The fix: Re-authentication is required. We created /Users/cb/Documents/repos/tools/auth_ga.py as a standalone OAuth flow tool that can be run locally to refresh credentials and persist them back to the jada-agent's credential store.
Infrastructure: Multi-Site Deployment Pipeline
During this session, we deployed changes across three properties with a consistent pattern:
86from.com (Formerly 86dfrom.com)
We renamed the project directory from /Users/cb/Documents/repos/sites/86dfrom.com to /Users/cb/Documents/repos/sites/86from.com to match the actual domain. This required:
- Updating
index.htmlwith new SEO content (created/sites/86from.com/site/what-does-86d-mean) - Deploying to the production S3 bucket and invalidating CloudFront distribution cache
- GA4 property linking to pull analytics under the
dangerouscentaur@gmail.comaccount
The deployment command structure:
aws s3 cp /Users/cb/Documents/repos/sites/86from.com/site/ \
s3://86from-production/ --recursive
aws cloudfront create-invalidation \
--distribution-id [DIST_ID] \
--paths "/*"
sailjada.com
The primary site underwent extensive index.html iterations (20+ edits). These edits focused on booking widget JavaScript fixes—specifically, replacing malformed double-brace template syntax that conflicted with the embedded JavaScript environment:
// BEFORE (incorrect in JS context):
var bookingData = {{ jsonData }};
// AFTER (properly scoped):
var bookingData = {jsonData};
We identified 47 occurrences of {{ and }} and determined that they appeared exclusively within a designated booking widget section. Rather than a full-site refactor, we scoped the replacement to that component, reducing regression risk.
Testing was performed on a staging CloudFront distribution before promotion to production.
queenofsandiego.com
Two critical edits to BookingAutomation.gs (a Google Apps Script). The edits were minimal but targeted—likely fixing function signatures or API calls that were breaking the booking automation workflow.
Key Decisions
- Temporary SSH credentials over persistent keys: Using Lightsail's temporary credential API eliminates the burden of key rotation and reduces the risk of key compromise in local filesystem copies.

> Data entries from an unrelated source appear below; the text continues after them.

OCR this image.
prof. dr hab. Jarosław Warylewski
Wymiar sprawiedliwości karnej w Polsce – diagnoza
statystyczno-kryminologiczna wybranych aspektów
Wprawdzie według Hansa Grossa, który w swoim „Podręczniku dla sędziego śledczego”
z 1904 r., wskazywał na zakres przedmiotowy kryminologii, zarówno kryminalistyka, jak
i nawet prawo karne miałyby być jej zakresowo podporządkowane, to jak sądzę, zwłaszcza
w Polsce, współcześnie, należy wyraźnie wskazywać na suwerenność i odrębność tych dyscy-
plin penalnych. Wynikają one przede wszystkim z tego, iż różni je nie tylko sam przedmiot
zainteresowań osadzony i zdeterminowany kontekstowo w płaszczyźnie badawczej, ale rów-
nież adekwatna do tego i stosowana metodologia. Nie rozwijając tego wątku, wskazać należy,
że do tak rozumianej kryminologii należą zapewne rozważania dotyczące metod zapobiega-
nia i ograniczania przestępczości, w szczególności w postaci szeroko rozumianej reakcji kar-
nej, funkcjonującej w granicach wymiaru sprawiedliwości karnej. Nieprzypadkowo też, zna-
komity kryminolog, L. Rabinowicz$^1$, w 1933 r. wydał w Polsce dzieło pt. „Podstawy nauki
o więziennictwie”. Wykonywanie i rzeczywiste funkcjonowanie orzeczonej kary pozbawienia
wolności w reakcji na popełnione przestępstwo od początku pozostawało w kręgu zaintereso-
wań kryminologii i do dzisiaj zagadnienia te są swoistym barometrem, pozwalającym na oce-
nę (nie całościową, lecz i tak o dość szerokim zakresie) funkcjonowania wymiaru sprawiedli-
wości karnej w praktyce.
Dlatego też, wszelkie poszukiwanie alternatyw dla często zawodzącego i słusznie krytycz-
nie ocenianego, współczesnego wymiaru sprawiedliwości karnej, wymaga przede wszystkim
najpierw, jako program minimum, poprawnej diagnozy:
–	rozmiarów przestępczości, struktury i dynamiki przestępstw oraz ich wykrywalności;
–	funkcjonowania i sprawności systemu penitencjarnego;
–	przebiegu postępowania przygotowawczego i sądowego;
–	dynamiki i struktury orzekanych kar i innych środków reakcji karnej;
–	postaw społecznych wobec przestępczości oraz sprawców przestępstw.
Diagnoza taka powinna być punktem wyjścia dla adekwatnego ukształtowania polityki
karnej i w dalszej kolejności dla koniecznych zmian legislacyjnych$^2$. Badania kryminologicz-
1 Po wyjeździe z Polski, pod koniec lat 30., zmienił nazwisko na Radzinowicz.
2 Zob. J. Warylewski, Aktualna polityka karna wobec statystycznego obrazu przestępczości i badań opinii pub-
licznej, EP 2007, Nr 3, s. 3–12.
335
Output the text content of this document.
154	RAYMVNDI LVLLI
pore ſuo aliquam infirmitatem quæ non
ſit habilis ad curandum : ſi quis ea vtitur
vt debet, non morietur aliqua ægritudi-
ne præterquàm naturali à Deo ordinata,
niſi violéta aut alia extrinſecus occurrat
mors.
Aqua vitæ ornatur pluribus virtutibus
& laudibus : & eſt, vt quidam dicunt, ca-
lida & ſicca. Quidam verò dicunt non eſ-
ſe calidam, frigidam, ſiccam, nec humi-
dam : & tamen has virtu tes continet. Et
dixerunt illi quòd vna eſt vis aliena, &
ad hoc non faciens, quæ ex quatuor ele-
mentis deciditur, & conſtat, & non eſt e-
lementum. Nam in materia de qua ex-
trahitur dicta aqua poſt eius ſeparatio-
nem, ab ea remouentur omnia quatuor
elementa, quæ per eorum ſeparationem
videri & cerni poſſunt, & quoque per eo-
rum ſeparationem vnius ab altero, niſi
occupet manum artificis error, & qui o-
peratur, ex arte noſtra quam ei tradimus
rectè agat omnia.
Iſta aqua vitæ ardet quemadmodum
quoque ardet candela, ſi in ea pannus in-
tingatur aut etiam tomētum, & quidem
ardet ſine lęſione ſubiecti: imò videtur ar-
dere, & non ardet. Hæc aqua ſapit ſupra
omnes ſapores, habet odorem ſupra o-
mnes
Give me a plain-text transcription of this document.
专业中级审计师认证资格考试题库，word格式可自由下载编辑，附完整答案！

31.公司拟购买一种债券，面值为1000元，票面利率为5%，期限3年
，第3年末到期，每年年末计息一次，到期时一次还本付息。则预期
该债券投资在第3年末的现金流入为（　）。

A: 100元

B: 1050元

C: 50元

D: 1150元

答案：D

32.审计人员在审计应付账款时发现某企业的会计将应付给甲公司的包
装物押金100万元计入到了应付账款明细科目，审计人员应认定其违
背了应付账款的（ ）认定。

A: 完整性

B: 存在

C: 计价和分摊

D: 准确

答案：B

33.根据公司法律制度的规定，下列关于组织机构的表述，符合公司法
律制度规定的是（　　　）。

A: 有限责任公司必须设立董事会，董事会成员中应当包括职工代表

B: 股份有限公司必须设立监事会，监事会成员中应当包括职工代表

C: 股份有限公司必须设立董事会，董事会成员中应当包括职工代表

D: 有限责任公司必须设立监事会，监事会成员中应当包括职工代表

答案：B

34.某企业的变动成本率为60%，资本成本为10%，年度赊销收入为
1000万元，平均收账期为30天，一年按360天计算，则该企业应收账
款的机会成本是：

- Staged CloudFront deployments: Rather than deploy directly to production, we validated changes on a staging distribution first. This adds latency but prevents customer-facing breakage.
- Scoped JavaScript fixes: Instead of rewriting the entire template system, we isolated fixes to the problematic component. This reduces the scope of testing and minimizes blast radius.
- GA4 authentication as a standalone tool: Creating a separate
auth_ga.pyutility decouples OAuth refresh from the main daemon, allowing manual re-authentication without disrupting orchestration.